No other sport better captures the unique character of West Highland life than Shinty. It’s a fast and furious game played by teams from the north and west of Scotland.
It’s Scotland’s national sport. Originally known by its Gaelic name ‘camanachd’. Thus shinty was brought to Scotland in 563, if not before.
The game is played on grass by two teams of twelve and each player wields a hooked stick with a triangular cross section (a camman). Because the sticks are lofted in this way, the ball (made from cork and leather) spends much of the time flying through the air. Ferocious swinging tackles greet the ball’s return to ground – shinty is no game for the faint-hearted and many a front tooth has been sacrificed in the pursuit of victory. Despite this reputation shinty, when played well, is a remarkably skillful and subtle game.
The sport of shinty ensures that the ghost of Celtic tribalism is alive and well.

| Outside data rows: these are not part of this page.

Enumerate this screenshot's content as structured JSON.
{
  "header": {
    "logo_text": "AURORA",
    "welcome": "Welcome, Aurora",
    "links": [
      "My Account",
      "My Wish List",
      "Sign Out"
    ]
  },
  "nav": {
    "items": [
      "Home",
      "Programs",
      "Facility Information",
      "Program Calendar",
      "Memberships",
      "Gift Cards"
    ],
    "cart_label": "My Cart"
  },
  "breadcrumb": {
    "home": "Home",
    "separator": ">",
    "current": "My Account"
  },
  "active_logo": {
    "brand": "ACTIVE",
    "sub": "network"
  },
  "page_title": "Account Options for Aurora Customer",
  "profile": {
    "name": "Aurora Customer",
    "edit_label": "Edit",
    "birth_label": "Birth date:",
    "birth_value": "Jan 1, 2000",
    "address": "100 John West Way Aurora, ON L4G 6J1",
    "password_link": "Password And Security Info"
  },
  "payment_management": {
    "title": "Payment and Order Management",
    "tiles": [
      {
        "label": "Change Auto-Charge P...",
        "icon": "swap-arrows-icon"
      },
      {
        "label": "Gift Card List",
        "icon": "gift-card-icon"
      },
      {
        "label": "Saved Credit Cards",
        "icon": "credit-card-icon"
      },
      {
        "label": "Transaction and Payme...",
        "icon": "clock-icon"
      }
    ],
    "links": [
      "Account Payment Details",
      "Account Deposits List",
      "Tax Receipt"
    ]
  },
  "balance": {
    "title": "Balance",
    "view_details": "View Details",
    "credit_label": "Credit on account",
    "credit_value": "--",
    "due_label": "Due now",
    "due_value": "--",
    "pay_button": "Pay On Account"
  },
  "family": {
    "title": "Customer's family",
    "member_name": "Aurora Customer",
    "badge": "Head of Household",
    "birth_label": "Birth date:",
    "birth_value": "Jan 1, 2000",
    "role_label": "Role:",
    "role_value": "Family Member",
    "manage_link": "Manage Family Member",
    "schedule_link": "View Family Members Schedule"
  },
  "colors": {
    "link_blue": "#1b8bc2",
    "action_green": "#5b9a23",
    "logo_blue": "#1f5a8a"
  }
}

Curling involves sliding circular granite stones over smooth ice towards a ‘house’ (target) which is either cut into the ice (outdoor curling) or painted under the ice (indoor curling). There are four players in a team, each player “throws” two stones. The skip (captain), stands behind the ‘house’ and directs the shot. Once the shot is “thrown” the remaining two players accompany the stone along the ice ready to sweep (or stop sweeping), as directed (loudly) by the skip. Sweeping effects the stone’s speed.
The name ‘curling’ comes from the player birling (turning) the handle as he releases the stone so causing it to curl, in to the left or to the right, as it reaches the “house”.
The distinctive sound of the stone as it roars up the rink, particularly on outdoor ice, gave curling its nickname – ‘the roaring game’. (Though some think it’s because the players cry and shout so).
Curling was originally an outdoor game – a few days of really hard frost drew whole communities out onto the ice, work abandoned, neighbouring parishes played challenge matches. Today indoor curling is the norm and outdoor the rare excitement.